By: Lori A Scientific Understanding of God Two eighteenth century movements, the Enlightenment and the Great Awakening, changed American colonists' views on reason and wisdom. The Enlightenment, led by philosophers such as John Locke, emphasized abstract thought to acquire knowledge. The European and American thinkers' research led to a greater understanding of scientific phenomena and the questioning of the government's rule. Similar to the Enlightenment, the Great Awakening changed colonists' mode of thought through the concentration of emotion rather than wisdom. Reverend Jonathan Edwards, a Great Awakening revivalist, emphasized seeking salvation by recognizing one's own moral corruption and surrendering to God's will. Although the Great Awakening challenged religious, social and political orthodoxy, the Enlightenment had a greater impact on colonial America and vastly influenced future decisions.
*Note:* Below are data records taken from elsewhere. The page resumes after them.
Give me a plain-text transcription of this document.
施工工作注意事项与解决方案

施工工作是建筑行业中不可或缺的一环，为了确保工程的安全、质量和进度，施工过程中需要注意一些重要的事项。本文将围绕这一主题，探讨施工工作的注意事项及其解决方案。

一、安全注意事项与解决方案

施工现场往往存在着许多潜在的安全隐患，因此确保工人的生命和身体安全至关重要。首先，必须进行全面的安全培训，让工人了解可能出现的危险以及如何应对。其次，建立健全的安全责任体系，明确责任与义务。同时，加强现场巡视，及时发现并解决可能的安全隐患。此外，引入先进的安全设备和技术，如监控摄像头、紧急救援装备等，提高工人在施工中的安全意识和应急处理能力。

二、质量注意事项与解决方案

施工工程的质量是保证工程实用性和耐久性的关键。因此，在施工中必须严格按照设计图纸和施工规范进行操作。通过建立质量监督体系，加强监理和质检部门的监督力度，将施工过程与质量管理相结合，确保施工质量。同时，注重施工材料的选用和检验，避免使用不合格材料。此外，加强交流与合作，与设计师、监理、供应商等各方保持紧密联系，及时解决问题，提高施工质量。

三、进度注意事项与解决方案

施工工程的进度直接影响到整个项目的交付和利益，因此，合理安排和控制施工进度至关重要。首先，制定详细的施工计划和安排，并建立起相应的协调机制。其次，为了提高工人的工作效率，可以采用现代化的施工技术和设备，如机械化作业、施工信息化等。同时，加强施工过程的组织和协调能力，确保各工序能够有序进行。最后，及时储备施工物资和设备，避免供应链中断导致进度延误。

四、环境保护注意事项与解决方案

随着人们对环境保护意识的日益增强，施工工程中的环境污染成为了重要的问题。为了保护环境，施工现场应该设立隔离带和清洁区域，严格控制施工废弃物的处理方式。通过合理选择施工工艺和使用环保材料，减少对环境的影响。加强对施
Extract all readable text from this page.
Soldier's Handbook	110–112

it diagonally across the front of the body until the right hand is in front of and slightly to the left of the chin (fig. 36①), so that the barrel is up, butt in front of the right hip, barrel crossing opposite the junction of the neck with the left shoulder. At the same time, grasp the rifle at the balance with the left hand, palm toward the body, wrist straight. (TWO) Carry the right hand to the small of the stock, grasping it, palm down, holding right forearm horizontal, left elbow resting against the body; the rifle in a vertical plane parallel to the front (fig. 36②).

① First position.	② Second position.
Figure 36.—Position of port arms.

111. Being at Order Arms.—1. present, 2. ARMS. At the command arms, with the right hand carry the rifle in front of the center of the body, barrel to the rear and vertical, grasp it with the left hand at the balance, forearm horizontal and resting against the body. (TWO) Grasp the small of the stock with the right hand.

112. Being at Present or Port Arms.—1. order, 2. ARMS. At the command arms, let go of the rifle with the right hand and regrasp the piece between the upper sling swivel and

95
The Great Awakening reached a large quantity of people because of the traveling orators that preached the evangelical word. Although Enlightenment learning was limited to the wealthy, educated colonists, the movement's influence was still stronger because the well-to-do ruled the land. Enlightenment philosophers began questioning corrupt governments and the combination of church and state. John Locke claimed that because the people created a government, then civilians could change the run of the government. This belief, perhaps, was the most influential to colonial society. Educated and powerful political leaders began questioning their government under British rule, therefore, igniting dreams of independence.
The Enlightenment theory added to the oppression of British rule led to a revolution. Although not as significant as the Enlightenment, the Great Awakening still had a deep impact on colonial society. Primarily, the conflict that arose between the religious revivalists and ultimately ended in a split in the evangelical group changed the face of religion in the British colonies. The New Light revivalists spawned such denominations as Baptist and Methodist, which differed in the old lights beliefs in doctrine and matters of faith. These new sects resulted in a stronger tolerance toward religious diversity.
Also, because revivalists preached mainly to backcountry people who had no religious affiliation, the emphasis on emotion rather than wisdom gave less-educated people a feeling of self-worth. These new freethinking converts gained the strength to begin questioning social and political order. The movements of the Enlightenment and the Great Awakening mainly produced a new mode of thought for American colonists. Because these two movements were easily accepted throughout society proved the American wish of freedom from corrupt governments and aristocrats.
The use of abstract thinking to disprove religious beliefs suggests also a dream of an absence of church independence. Overall, the successful sweep of the Enlightenment and the Great Awakening predicted the American colonists' movements toward revolution and absolute independence. Bibliography Norton, Mary Beth, et al. 'A People and a Nation: A History of the United States.' 5 th Ed. Boston: Houghton Mifflin Company, 1999 Word Count: 439.